Amid sweeping changes to the way alcohol is taxed, the Chancellor said the levy charged on draught beer and cider would not rise in line with inflation in August.
Instead, a pub-pulled pint would have 11p less duty on it than shop-bought alcohol.
Jeremy Hunt confirmed the freeze was part of the ‘Brexit pubs guarantee’ which ensures ‘pubs will always pay less tax on a pint compared to supermarkets’, the Treasury explained on Twitter.
Under an EU Directive from 1992, varying duties on beer could only be applied on the basis of alcoholic strength, and not on where it is sold.
In his speech yesterday, the former Remainer, Mr Hunt, said: ‘I will do something that was not possible when we were in the EU and significantly increase the generosity of Draught Relief.’

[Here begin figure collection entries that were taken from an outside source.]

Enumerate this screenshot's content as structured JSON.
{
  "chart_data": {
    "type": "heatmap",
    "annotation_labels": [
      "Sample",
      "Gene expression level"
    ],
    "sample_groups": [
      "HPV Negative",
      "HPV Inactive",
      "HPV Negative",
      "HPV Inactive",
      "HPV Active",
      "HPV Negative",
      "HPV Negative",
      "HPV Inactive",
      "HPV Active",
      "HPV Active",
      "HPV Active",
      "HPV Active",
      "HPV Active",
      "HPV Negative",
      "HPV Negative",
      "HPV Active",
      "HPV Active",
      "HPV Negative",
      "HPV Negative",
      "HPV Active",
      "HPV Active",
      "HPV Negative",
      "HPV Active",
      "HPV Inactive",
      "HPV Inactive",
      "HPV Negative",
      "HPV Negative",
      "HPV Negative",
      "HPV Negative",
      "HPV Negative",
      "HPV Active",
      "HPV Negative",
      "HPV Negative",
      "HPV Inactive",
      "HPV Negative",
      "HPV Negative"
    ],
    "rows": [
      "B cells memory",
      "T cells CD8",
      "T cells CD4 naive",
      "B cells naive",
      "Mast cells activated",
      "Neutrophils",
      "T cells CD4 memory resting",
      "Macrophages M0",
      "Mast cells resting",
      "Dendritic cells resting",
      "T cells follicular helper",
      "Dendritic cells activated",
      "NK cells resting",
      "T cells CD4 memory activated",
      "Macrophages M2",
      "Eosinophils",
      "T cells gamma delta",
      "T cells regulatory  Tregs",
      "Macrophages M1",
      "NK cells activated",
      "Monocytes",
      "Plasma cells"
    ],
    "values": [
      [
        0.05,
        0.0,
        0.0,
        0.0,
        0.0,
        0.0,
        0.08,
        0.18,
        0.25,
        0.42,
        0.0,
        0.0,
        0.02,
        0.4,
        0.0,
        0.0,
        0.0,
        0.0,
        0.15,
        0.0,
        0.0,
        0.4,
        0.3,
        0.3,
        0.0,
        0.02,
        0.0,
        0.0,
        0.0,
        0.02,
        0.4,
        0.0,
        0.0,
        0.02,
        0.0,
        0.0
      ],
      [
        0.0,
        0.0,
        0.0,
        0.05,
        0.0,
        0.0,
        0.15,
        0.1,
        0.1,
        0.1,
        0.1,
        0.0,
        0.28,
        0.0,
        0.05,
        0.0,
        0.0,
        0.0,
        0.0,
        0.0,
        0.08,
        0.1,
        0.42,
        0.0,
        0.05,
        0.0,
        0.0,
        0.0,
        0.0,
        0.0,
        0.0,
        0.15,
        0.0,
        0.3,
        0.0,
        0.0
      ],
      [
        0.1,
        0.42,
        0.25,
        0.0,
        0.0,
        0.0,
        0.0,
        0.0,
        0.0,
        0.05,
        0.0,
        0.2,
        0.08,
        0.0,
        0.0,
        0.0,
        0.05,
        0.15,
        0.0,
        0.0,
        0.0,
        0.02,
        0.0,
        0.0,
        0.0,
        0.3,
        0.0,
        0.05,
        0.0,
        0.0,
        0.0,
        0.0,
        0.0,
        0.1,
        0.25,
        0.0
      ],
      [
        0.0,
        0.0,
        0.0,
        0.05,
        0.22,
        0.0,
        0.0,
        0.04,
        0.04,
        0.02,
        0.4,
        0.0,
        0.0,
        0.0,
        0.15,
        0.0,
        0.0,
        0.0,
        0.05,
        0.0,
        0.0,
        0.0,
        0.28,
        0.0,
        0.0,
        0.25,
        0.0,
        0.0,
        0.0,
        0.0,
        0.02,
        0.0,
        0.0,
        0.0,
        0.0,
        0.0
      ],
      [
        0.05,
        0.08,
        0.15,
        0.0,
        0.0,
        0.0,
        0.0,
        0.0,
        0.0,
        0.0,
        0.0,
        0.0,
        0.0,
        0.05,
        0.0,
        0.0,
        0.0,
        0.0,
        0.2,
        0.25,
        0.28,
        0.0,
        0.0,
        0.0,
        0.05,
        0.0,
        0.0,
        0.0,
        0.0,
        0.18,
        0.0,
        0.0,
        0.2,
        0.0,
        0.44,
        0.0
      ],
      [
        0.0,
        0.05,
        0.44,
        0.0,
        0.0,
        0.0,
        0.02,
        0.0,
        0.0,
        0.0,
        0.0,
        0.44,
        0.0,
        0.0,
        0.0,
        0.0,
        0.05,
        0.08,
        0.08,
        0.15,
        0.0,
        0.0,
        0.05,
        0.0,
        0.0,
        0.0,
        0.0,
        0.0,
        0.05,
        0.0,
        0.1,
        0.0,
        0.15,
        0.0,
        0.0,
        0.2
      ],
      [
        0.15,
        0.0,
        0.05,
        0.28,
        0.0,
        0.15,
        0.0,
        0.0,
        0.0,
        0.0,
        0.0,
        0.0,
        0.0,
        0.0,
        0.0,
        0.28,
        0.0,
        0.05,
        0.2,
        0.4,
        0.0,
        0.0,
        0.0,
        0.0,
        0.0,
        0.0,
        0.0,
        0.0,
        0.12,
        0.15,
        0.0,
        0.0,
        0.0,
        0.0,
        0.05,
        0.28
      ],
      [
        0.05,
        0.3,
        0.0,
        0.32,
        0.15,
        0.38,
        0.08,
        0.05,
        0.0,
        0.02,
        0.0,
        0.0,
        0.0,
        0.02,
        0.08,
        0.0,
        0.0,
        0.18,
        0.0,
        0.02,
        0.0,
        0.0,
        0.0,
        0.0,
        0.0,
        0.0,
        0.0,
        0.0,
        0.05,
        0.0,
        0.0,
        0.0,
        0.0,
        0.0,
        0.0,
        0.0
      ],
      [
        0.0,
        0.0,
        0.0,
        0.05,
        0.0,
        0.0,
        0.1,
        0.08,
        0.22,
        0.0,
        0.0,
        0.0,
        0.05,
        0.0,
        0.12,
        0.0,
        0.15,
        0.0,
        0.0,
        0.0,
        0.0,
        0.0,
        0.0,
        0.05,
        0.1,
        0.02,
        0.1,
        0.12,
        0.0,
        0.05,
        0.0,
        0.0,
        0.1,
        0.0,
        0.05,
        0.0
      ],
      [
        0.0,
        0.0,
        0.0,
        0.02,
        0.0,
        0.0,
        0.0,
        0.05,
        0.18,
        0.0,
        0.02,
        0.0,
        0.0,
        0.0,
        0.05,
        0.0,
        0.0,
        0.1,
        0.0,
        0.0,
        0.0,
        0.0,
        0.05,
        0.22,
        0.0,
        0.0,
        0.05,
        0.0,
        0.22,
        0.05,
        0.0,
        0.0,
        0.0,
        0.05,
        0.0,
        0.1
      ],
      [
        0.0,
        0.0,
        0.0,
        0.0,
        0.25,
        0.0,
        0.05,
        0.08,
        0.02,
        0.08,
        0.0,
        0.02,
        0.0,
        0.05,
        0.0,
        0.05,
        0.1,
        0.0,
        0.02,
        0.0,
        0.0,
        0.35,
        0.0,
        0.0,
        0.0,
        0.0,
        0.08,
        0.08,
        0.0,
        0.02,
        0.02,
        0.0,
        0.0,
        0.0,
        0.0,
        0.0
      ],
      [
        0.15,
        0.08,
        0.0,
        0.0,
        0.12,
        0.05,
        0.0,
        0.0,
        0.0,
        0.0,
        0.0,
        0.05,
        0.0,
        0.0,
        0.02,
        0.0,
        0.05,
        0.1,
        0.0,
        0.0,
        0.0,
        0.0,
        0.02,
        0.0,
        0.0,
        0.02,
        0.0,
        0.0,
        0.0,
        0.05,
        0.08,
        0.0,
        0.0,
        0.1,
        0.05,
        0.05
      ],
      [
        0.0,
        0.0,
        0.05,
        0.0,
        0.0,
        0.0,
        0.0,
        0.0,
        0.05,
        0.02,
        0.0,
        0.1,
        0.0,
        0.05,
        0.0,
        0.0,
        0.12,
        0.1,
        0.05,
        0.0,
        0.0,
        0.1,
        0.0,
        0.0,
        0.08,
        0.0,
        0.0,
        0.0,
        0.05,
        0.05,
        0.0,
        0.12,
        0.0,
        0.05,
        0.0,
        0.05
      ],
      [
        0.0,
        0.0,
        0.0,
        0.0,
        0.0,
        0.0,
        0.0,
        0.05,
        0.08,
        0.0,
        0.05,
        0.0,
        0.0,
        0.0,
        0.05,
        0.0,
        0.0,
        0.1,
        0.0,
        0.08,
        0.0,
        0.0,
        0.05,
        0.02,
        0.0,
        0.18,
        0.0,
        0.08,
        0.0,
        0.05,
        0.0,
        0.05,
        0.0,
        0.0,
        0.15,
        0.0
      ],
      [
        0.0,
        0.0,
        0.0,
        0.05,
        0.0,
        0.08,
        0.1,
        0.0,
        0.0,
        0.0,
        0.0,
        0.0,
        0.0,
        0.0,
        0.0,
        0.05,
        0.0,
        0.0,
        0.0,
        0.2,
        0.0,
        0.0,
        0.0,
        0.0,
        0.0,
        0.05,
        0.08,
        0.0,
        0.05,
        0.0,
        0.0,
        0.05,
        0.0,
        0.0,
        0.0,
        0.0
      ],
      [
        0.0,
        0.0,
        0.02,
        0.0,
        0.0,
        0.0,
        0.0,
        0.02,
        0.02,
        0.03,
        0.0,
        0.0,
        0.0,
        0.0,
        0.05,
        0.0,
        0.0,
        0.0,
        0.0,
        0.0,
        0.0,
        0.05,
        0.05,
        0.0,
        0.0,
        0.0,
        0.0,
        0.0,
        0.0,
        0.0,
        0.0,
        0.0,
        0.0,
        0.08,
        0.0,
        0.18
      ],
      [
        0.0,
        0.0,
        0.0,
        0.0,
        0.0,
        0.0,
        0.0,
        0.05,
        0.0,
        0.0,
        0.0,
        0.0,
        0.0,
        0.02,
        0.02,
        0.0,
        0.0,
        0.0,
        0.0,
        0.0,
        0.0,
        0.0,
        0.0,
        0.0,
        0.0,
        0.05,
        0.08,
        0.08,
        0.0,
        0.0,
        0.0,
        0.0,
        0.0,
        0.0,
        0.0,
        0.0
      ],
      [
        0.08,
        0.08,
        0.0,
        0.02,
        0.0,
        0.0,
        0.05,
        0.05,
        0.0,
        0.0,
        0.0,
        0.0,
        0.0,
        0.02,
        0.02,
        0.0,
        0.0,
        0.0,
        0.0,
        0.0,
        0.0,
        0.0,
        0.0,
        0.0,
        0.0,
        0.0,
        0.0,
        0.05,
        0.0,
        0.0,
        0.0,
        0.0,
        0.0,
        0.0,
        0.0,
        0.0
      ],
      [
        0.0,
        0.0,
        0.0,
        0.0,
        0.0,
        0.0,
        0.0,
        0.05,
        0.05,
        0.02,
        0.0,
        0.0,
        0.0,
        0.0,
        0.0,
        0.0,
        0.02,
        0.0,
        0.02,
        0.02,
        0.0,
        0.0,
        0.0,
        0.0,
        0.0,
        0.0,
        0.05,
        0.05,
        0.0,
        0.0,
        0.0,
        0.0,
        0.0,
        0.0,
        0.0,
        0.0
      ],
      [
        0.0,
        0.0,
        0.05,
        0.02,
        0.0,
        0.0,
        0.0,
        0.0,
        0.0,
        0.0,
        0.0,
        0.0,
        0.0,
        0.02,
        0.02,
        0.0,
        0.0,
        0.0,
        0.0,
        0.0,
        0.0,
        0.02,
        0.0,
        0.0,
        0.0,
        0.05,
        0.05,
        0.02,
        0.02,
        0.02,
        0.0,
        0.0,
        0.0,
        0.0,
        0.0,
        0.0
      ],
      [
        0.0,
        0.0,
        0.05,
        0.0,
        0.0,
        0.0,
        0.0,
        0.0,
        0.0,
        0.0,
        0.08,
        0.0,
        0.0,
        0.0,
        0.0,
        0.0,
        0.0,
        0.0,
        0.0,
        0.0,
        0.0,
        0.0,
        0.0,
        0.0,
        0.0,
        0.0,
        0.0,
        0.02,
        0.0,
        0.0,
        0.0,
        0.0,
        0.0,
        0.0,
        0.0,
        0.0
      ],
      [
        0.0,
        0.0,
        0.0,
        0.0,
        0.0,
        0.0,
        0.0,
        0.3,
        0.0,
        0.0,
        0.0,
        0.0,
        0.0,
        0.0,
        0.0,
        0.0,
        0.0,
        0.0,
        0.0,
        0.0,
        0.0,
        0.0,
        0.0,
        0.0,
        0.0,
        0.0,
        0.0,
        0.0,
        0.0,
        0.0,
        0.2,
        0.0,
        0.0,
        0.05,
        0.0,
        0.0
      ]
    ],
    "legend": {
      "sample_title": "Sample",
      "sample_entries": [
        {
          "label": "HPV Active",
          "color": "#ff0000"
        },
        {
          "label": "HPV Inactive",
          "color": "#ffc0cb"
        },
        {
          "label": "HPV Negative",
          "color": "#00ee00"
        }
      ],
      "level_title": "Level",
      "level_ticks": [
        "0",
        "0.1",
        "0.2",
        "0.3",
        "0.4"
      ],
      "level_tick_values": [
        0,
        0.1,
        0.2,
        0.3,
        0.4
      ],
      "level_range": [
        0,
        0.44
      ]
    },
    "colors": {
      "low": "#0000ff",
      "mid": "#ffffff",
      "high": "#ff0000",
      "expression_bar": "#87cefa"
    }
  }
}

He told MPs the change to beer tax would also apply to ‘every pub in Northern Ireland’ due to the Windsor Framework unveiled by Rishi Sunak more than two weeks ago, but yet to be passed by MPs.
He added: ‘British ale may be warm, but the duty on a pint is frozen.’ However, the separate ruling on draught beer was not enough to stave off criticism, especially to wider tax changes that will affect the cost of a bottle of wine and spirits.
A move to tax drinks according to its alcohol content – the stronger the beverage the higher the levy – means millions of drinkers face seeing the price of red and whites rise by 20 per cent.
This will add an average of 44p per bottle, according to the Wine and Spirits Trade Association – representing the largest rise in half a century in the tax on a bottle of red or white.
Also, across the board, tax on alcohol will rise with inflation – 10.1 per cent – on August 1.
Together, these measures were criticised as a ‘double-pronged tax raid’ on drinkers.
British Beer and Pub Association chief executive Emma McClarkin said: ‘The cut to draught duty as part of the alcohol duty reform is positive and we hope that it will result in a boost for our pubs this summer.
‘ However, the fact is our industry will be facing an overall tax hike, not a reduction, come August.’
Miles Beale, chief executive of the Wine and Spirit Trade Association, added: ‘The Government’s decision to punish wine businesses and consumers with a 10 per cent duty hike for spirits and a massive 20 per cent for wine, from 1 August, is staggering. It is the largest increase in wine duty since 1975.
‘This Budget directly contradicts what this Government claims it is trying to tackle. It will further fuel inflation. It will heap more misery on consumers.’
Nuno Teles, of Diageo, the makers of Johnnie Walker whisky, said the ‘decision is a hammer blow... We urge the Chancellor to reverse this punitive and inflationary tax hike’.